I posti che visitano sono spesso non-luoghi, degradati (o “valorizzati”, per usare un linguaggio caro alla politica) dal dio dello sviluppo e del turismo. Abbiamo un Bed&Breakfast praghese dove si arena la vacanza di due amici sconosciuti l’uno all’altro, una Londra “qualunque” di cui i protagonisti ignorano le mille seduzioni (tranne quella del Museo delle cere), un paradiso mediterraneo assai diverso da quanto promesso nel depliant turistico, la campagna italiana attorno a Ravenna… Scenari ordinari, insomma, se non deprimenti, a fare da sfondo a vicende di piccole solitudini e di indefiniti rancori, appena rischiarate, a volte, da modeste rivincite, anche a sfondo sessuale. Il tipo d’uomo aggressivamente votato alla carriera, in queste pagine, c’è solo marginalmente: è il caso dell’ambizioso giornalista che non esita ad inchiodare un ministro di cui pure è amico dopo avere scoperto una sua relazione extraconiugale. Il profilo dominante, però, lo avrete capito, è quello dell’uomo in crisi.

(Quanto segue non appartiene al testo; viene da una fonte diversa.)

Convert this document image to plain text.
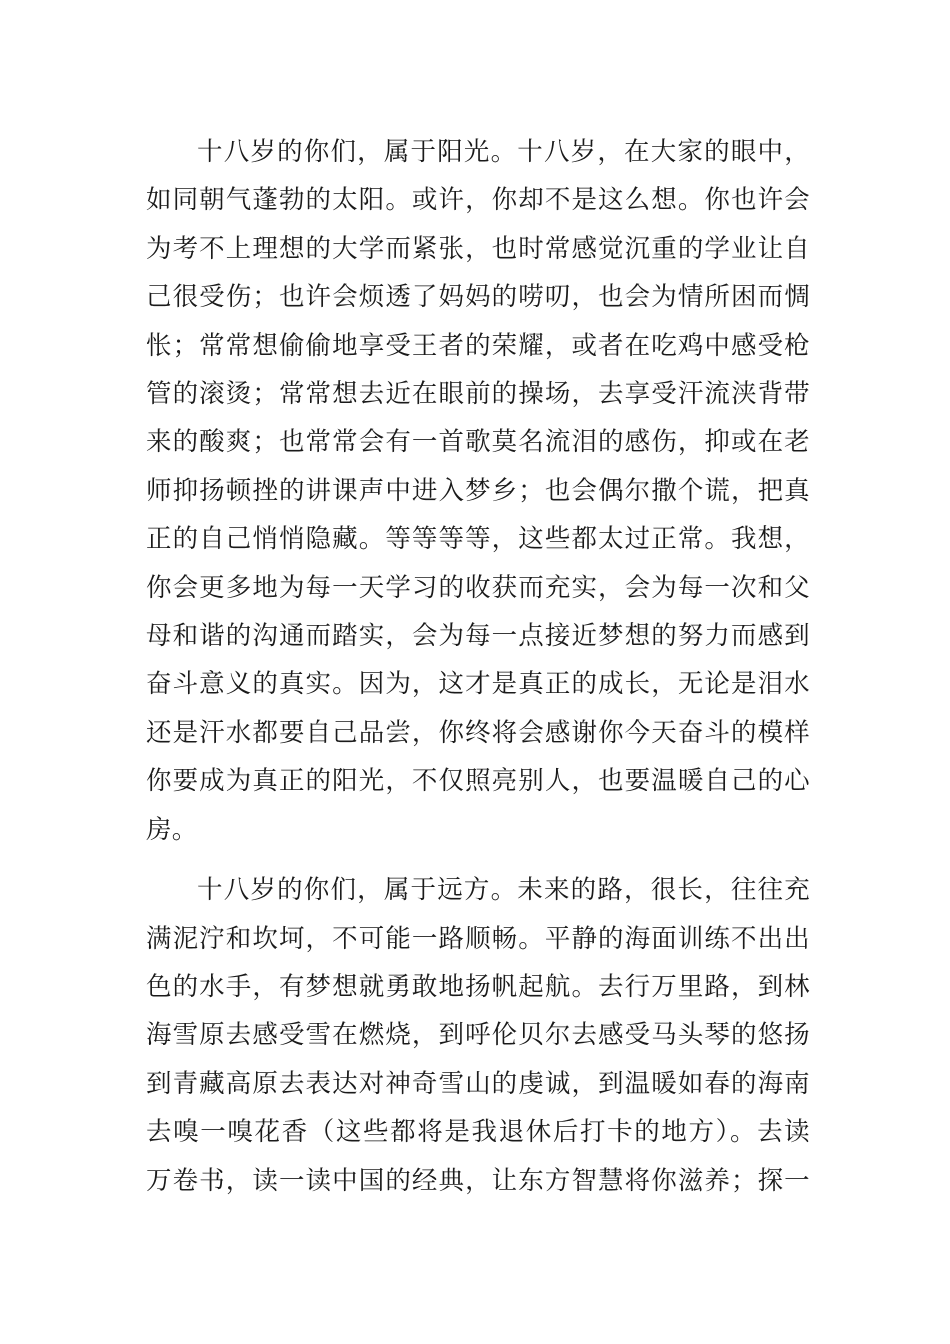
十八岁的你们，属于阳光。十八岁，在大家的眼中，
如同朝气蓬勃的太阳。或许，你却不是这么想。你也许会
为考不上理想的大学而紧张，也时常感觉沉重的学业让自
己很受伤；也许会烦透了妈妈的唠叨，也会为情所困而惆
怅；常常想偷偷地享受王者的荣耀，或者在吃鸡中感受枪
管的滚烫；常常想去近在眼前的操场，去享受汗流浃背带
来的酸爽；也常常会有一首歌莫名流泪的感伤，抑或在老
师抑扬顿挫的讲课声中进入梦乡；也会偶尔撒个谎，把真
正的自己悄悄隐藏。等等等等，这些都太过正常。我想，
你会更多地为每一天学习的收获而充实，会为每一次和父
母和谐的沟通而踏实，会为每一点接近梦想的努力而感到
奋斗意义的真实。因为，这才是真正的成长，无论是泪水
还是汗水都要自己品尝，你终将会感谢你今天奋斗的模样
你要成为真正的阳光，不仅照亮别人，也要温暖自己的心
房。
十八岁的你们，属于远方。未来的路，很长，往往充
满泥泞和坎坷，不可能一路顺畅。平静的海面训练不出出
色的水手，有梦想就勇敢地扬帆起航。去行万里路，到林
海雪原去感受雪在燃烧，到呼伦贝尔去感受马头琴的悠扬
到青藏高原去表达对神奇雪山的虔诚，到温暖如春的海南
去嗅一嗅花香（这些都将是我退休后打卡的地方）。去读
万卷书，读一读中国的经典，让东方智慧将你滋养；探一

Un’altra cosa salta agli occhi: questi uomini non sono inseriti in una comunità. Non hanno rapporti di vicinato significativi, non fanno volontariato, non sono membri di associazioni, sindacati, partiti, chiese, club, consigli scolastici o quant’altro. Al di fuori dell’ambiente di lavoro ed eventualmente di quello strettamente familiare, sono delle monadi, degli sradicati. La loro dimensione è l’individualismo. Su questo punto, ci sarebbe da riflettere, anche al di fuori del piano strettamente letterario.

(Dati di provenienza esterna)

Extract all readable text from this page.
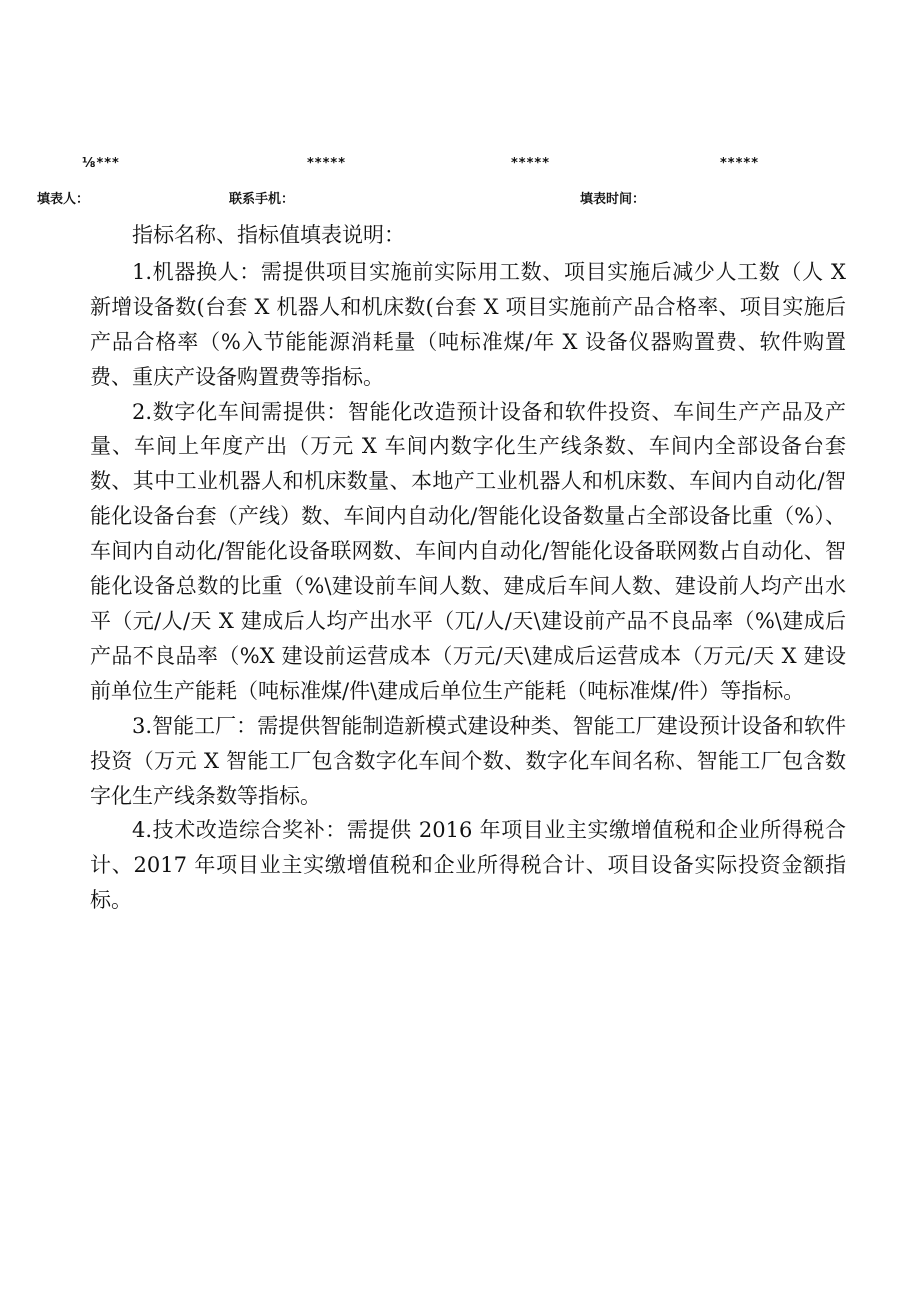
⅛***	*****	*****	*****
填表人：	联系手机：	填表时间：

指标名称、指标值填表说明：

1.机器换人：需提供项目实施前实际用工数、项目实施后减少人工数（人 X 新增设备数(台套 X 机器人和机床数(台套 X 项目实施前产品合格率、项目实施后产品合格率（%入节能能源消耗量（吨标准煤/年 X 设备仪器购置费、软件购置费、重庆产设备购置费等指标。

2.数字化车间需提供：智能化改造预计设备和软件投资、车间生产产品及产量、车间上年度产出（万元 X 车间内数字化生产线条数、车间内全部设备台套数、其中工业机器人和机床数量、本地产工业机器人和机床数、车间内自动化/智能化设备台套（产线）数、车间内自动化/智能化设备数量占全部设备比重（%）、车间内自动化/智能化设备联网数、车间内自动化/智能化设备联网数占自动化、智能化设备总数的比重（%\建设前车间人数、建成后车间人数、建设前人均产出水平（元/人/天 X 建成后人均产出水平（兀/人/天\建设前产品不良品率（%\建成后产品不良品率（%X 建设前运营成本（万元/天\建成后运营成本（万元/天 X 建设前单位生产能耗（吨标准煤/件\建成后单位生产能耗（吨标准煤/件）等指标。

3.智能工厂：需提供智能制造新模式建设种类、智能工厂建设预计设备和软件投资（万元 X 智能工厂包含数字化车间个数、数字化车间名称、智能工厂包含数字化生产线条数等指标。

4.技术改造综合奖补：需提供 2016 年项目业主实缴增值税和企业所得税合计、2017 年项目业主实缴增值税和企业所得税合计、项目设备实际投资金额指标。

Infine, gli uomini di Szalay in genere evitano le decisioni definitive, nonostante il disagio faccia quasi sempre la sua comparsa, in un modo o nell’altro, nelle loro esistenze. Più spesso tentennano, oppure si chiamano fuori. Cercano di venire a patti con i propri desideri, non sempre onesti. Di dominare la frustrazione, lo sconcerto che a volte produce il vivere quotidiano. E’ questo a renderli così interessanti e così simili…a cosa? A noi stessi? A tante persone che conosciamo, forse la maggioranza? Sì, certo, anche se non possiamo spingerci a dire che davvero l’essenza dell’essere maschi, in Europa e nel XXI° secolo, sia tutta qui (immagino non lo pensasse neanche l’autore). Una bella fetta di quell’essenza sì, però.
Il libro di Szalay è stato finalista al Man Booker Prize ed è stato classificato dal New York Times fra gli imperdibili del 2016. La lingua è precisa nel descrivere gli ambienti, che sono una parte importante della narrazione, ma altrettanto esatta e priva di sprechi (pur senza scivolare nel minimalismo) quando illumina i pensieri dei personaggi, i loro monologhi interiori, le conversazioni che intrattengono con mogli, amanti, amici, anche i loro non-detti.
Fedele ad una gloriosa tradizione, l’autore non conduce questi racconti – narrati solitamente in terza persona soggettiva – ad alcun approdo, li interrompe a mezzo. L’epifania rimane irrisolta. A volte i suoi uomini la intravvedono, fra le pieghe delle vicende che sperimentano – o che subiscono – ma non ne esplorano a fondo consistenza e dimensioni. Il senso ultimo delle cose, rimane al di là della loro portata, anche quando sono prossimi alla sconfitta definitiva (il magnate russo) e alla morte (l’anziano inglese che ha scelto come buon ritiro una regione italiana più a buon mercato della Toscana). Posto che un senso, un senso del vivere, sottratto alle incombenze quotidiane, alla soddisfazione dei bisogni estemporanei, al confronto/conflitto con i propri simili, esista davvero, e questo Szalay non ce lo dice. Ma immaginiamo che se lo ritenesse possibile, troverebbe il modo di biasimarli, questi uomini, per la loro irresolutezza. Cosa che si guarda bene dal fare.
David Szalay, Tutto quello che è un uomo, Adelphi, 2017 (trad. Anna Rusconi).